There are situations where someone truly needs the money. But if the question is merely convenience, cashing out is usually the weakest option.

Do Not Ignore Age, Access, and RMD Rules

The account destination can affect future access. IRS guidance includes exceptions to the additional tax on certain early distributions from qualified plans, including some distributions after separating from service after reaching age 55. That exception is plan-specific and does not work the same way as an IRA rule. If early access before age 59 1/2 is part of the plan, slow down before rolling money out of the former employer plan.

Required minimum distributions also matter later. The IRS rollover rules say RMDs cannot be rolled over. That means the age and timing of a rollover can matter if the account owner is already in or near the RMD stage.

If retirement withdrawals are becoming part of the decision, read Which Retirement Accounts Should You Withdraw From First? and What Are Required Minimum Distributions and Why Do They Matter?.

Employer Stock Can Change the Tax Review

If the old plan holds employer stock, do not rush the rollover. Employer securities can raise special tax questions, including net unrealized appreciation treatment in some cases. That does not mean the stock should always stay in the plan. It means the stock should be reviewed before an otherwise routine rollover closes off a planning option.

This is also a concentration question. If your old 401(k), current paycheck, equity compensation, or taxable brokerage account all depend heavily on the same employer, the account-location decision and diversification decision are linked.

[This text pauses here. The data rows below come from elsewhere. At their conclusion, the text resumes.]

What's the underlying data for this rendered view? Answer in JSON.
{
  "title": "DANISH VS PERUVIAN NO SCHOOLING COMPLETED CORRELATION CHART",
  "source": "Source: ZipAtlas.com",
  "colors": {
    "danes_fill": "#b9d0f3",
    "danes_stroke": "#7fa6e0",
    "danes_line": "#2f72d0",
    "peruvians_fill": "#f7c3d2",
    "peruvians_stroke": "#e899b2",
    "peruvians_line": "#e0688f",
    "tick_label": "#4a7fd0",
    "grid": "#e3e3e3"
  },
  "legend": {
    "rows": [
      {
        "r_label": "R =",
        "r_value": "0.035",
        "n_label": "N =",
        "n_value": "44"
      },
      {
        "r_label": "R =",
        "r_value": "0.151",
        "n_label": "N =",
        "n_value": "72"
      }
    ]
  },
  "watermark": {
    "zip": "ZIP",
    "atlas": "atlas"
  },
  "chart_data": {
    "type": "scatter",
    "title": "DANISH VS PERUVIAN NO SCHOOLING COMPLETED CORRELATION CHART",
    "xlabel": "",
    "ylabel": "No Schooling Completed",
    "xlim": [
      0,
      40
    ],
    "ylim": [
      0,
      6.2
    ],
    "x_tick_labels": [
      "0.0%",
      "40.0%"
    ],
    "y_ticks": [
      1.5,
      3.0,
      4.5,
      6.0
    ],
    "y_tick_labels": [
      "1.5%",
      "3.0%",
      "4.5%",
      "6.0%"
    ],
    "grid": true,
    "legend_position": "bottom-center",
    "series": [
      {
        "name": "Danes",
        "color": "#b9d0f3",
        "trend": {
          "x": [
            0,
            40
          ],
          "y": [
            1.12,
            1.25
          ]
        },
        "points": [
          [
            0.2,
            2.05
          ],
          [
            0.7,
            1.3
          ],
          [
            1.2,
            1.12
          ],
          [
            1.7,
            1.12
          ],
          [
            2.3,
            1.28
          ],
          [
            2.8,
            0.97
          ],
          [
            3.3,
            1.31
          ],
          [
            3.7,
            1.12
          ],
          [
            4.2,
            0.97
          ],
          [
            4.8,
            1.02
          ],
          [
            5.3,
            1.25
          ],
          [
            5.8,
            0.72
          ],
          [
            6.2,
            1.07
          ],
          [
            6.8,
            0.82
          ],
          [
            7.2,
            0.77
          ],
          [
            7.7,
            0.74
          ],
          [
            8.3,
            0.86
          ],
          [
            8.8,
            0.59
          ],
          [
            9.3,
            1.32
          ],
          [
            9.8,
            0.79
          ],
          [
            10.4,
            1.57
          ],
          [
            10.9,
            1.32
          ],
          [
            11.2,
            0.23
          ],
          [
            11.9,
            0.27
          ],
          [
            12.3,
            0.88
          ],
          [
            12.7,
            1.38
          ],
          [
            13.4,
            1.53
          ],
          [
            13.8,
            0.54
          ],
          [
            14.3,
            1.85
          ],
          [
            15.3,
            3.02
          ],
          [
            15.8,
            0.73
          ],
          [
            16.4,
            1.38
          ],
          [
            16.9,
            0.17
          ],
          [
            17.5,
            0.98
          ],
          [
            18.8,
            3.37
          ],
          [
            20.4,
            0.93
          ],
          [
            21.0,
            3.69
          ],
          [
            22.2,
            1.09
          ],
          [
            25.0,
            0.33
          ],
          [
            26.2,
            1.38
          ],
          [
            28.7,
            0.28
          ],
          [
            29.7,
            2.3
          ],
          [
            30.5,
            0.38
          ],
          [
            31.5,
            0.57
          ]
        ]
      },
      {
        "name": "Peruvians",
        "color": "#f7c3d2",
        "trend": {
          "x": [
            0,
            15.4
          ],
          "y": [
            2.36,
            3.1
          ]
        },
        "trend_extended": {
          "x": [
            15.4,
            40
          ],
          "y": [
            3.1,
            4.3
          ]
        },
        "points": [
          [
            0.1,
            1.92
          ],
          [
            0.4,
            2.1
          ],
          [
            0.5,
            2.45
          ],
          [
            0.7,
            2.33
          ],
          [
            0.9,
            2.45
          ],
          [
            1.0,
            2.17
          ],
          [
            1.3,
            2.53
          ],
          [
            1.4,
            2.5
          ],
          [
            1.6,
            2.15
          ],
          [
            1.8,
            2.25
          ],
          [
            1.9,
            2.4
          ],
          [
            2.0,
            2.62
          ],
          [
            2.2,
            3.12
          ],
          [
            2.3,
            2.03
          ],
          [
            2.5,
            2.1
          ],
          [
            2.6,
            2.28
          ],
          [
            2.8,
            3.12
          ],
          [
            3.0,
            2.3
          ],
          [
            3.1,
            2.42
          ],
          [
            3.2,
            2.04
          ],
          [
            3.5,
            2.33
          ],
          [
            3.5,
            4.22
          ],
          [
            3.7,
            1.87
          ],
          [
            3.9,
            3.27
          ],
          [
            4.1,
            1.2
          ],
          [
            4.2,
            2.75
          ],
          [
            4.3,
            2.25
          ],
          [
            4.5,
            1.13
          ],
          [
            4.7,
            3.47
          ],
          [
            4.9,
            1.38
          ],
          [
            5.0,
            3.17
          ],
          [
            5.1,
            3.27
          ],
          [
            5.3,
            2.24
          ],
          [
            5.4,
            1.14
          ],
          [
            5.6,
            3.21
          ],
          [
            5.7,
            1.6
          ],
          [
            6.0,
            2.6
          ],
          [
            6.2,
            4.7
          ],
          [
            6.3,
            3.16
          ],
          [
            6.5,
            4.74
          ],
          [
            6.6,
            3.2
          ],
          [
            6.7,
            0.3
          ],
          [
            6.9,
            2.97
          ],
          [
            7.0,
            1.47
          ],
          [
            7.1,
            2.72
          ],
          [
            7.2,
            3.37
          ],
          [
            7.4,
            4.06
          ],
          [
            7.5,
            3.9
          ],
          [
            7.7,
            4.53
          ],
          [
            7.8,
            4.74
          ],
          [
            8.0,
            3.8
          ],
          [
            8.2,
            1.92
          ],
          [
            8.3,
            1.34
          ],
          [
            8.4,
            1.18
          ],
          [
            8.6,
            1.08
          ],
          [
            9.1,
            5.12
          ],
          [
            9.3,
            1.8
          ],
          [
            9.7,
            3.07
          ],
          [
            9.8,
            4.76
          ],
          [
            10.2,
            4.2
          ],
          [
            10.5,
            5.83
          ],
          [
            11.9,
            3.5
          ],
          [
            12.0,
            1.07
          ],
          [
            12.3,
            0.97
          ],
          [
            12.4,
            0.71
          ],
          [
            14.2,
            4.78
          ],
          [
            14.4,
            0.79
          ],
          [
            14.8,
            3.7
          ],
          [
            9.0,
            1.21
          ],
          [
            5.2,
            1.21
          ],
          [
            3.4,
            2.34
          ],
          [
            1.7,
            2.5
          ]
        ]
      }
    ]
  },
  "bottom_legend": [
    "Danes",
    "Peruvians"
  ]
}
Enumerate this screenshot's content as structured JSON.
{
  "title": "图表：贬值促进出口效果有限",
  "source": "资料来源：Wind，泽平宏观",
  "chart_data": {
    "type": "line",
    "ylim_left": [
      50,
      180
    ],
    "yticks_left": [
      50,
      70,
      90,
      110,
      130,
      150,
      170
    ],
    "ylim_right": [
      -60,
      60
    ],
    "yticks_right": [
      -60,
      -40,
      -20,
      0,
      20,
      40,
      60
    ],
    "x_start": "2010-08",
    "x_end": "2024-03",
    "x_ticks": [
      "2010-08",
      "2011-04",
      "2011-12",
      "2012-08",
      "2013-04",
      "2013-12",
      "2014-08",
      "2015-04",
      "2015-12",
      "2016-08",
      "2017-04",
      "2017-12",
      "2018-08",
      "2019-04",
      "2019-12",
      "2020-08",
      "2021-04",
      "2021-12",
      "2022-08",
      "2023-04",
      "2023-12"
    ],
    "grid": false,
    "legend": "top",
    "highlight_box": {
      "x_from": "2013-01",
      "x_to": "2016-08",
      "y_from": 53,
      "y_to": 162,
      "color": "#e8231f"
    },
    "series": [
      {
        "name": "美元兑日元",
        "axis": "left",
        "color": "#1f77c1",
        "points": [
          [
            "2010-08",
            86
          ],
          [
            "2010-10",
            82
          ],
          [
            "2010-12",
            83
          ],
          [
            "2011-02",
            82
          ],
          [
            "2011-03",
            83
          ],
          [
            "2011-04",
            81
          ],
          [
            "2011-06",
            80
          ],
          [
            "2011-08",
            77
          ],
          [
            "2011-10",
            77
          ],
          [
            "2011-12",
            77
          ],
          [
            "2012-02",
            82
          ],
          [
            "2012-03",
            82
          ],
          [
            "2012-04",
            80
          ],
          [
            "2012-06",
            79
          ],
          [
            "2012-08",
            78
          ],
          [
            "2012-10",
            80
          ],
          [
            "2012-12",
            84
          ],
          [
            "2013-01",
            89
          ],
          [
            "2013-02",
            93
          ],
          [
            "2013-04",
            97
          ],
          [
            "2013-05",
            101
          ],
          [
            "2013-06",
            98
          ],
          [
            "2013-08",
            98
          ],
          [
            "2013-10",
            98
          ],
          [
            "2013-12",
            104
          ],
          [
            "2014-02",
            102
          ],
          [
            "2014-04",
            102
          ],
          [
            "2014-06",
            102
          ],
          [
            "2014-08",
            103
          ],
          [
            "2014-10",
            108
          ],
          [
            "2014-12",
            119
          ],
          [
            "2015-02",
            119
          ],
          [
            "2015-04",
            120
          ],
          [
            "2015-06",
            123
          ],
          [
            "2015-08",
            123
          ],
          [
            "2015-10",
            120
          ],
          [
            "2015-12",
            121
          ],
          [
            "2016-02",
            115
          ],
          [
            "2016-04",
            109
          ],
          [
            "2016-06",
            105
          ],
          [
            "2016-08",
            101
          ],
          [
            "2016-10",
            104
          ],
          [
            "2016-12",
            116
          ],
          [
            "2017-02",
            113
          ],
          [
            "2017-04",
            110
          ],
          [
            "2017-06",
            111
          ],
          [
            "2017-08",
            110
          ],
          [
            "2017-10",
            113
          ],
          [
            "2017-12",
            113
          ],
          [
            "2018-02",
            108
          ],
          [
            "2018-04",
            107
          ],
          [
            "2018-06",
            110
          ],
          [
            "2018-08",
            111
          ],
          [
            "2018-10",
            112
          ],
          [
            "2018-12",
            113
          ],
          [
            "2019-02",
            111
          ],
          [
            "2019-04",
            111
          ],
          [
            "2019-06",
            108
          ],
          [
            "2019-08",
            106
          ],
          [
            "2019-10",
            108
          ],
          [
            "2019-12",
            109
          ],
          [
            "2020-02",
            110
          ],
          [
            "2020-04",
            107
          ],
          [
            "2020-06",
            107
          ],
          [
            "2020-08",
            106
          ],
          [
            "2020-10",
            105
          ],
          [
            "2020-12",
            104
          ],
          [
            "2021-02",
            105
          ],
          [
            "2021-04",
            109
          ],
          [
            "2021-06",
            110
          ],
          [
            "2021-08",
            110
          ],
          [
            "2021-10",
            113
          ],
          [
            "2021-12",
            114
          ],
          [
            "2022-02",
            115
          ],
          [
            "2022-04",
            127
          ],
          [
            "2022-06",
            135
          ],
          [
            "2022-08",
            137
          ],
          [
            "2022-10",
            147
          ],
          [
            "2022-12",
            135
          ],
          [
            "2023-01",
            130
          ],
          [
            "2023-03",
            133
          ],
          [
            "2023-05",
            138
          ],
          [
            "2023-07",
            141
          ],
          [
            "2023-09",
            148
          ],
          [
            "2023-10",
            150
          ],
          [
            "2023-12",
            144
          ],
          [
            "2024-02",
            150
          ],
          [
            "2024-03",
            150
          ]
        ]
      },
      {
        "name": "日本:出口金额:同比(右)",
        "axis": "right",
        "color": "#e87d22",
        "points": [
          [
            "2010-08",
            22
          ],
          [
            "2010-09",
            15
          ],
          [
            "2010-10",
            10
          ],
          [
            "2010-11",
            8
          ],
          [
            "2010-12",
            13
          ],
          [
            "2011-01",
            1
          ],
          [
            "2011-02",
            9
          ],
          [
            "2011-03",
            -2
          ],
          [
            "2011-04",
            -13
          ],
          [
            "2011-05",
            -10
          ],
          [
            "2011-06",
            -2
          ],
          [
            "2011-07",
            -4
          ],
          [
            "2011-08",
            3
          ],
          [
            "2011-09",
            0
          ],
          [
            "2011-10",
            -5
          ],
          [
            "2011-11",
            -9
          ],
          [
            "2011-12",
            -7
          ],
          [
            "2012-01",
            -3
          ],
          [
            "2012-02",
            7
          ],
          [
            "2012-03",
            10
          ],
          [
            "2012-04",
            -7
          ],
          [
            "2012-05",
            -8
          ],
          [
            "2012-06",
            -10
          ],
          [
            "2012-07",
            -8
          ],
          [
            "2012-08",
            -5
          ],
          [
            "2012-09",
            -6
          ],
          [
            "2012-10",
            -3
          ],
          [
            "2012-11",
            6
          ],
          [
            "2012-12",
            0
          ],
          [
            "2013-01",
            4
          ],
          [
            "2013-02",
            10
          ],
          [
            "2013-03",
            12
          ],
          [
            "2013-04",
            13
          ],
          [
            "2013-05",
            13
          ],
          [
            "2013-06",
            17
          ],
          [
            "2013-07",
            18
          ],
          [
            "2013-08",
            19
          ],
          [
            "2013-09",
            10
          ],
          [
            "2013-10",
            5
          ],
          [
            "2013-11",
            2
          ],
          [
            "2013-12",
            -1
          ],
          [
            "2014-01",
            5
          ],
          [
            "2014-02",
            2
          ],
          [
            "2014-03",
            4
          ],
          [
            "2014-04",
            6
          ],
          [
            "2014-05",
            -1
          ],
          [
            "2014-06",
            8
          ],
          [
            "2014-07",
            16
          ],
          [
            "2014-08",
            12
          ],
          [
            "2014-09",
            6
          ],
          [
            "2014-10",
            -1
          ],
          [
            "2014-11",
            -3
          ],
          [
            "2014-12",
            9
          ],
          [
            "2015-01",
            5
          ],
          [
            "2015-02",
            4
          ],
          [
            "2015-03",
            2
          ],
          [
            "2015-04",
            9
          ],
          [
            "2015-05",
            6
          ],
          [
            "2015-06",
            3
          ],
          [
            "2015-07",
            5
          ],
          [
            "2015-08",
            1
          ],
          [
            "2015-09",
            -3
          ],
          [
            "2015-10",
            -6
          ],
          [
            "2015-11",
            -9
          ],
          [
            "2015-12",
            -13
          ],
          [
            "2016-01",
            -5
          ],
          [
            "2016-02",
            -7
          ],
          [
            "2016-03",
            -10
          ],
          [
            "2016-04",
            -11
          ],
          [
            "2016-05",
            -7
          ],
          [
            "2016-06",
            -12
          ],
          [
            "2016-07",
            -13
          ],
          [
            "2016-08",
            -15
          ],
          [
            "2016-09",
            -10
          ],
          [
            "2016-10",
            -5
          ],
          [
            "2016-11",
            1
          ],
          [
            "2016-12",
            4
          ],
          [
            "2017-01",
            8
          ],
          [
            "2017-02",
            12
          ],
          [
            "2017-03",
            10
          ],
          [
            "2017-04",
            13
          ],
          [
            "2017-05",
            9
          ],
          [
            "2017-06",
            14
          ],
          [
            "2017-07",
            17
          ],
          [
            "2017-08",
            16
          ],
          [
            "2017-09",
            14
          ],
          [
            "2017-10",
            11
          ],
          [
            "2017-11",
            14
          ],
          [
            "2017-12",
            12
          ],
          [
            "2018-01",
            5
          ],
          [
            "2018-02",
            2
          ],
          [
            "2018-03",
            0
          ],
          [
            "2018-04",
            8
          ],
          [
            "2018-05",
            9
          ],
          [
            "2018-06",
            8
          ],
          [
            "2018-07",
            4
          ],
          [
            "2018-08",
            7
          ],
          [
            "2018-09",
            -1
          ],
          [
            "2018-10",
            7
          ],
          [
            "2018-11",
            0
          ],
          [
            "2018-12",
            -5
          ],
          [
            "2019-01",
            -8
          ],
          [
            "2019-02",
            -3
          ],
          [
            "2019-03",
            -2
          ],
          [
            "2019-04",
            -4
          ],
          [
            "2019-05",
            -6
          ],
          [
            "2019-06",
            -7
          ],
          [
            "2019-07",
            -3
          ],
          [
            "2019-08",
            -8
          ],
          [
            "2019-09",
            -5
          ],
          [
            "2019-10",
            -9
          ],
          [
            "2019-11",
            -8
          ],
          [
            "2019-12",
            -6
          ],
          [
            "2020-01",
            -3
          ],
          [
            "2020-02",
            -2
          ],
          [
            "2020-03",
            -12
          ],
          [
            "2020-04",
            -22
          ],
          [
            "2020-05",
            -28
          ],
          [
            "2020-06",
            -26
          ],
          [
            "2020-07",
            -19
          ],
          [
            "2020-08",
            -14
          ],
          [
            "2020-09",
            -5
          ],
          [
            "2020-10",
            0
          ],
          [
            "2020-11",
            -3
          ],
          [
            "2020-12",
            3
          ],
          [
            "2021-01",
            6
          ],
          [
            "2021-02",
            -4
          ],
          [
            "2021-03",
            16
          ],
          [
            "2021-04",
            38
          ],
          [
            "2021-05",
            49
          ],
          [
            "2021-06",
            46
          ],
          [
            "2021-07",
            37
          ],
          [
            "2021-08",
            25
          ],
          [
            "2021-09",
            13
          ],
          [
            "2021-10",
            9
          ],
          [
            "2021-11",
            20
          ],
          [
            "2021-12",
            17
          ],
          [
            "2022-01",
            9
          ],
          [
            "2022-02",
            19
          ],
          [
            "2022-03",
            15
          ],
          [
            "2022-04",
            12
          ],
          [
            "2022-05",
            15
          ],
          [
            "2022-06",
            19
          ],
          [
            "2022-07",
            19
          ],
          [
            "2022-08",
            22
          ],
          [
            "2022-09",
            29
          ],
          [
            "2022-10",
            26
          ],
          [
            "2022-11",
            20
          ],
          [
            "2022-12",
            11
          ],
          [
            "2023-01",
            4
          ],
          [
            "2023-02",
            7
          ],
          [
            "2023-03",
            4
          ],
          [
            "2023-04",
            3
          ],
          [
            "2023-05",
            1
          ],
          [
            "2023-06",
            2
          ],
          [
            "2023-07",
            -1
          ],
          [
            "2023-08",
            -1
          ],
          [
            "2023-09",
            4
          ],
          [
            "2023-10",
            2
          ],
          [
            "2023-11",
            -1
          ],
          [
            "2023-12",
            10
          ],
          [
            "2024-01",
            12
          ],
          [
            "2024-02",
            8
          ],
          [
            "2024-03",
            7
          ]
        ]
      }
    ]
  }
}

Use Concentrated Stock Exposure Check if one company is starting to dominate the plan.

A Practical Old 401(k) Review Checklist

  • Find every old 401(k), 403(b), 457, or similar workplace plan.
  • Confirm the balance, tax character, beneficiary designations, plan fees, and current investment mix.
  • Compare the old plan with your current employer plan and IRA options.
  • Check whether the new employer plan accepts rollovers before assuming it is available.
  • Review whether a rollover IRA would help or hurt future backdoor Roth, creditor-protection, or consolidation goals.
  • Separate pretax, Roth, after-tax, and employer-stock questions before moving money.
  • Use a direct rollover whenever possible if you decide to move eligible funds.
  • Avoid cashing out unless you understand the tax, penalty, and long-term retirement cost.

Where to Go Next

Read 401(k) vs. IRA: Where Should You Save First? if the broader account-order question is still open. Read How Should You Choose Investments in Your 401(k)? if the old or new plan menu needs review. Use How to Review Your Retirement Plan if the old account needs to fit into the full retirement picture.

The Bottom Line

An old 401(k) is not automatically a problem, and an IRA rollover is not automatically the best answer. The best choice depends on the old plan, the new plan, IRA options, fees, investment choices, tax character, access rules, employer stock, creditor-protection concerns, and whether the account will be easier to manage afterward.

If you move the money, use the cleanest method available. For most eligible plan-to-plan or plan-to-IRA moves, that means a direct rollover rather than taking possession of the funds yourself.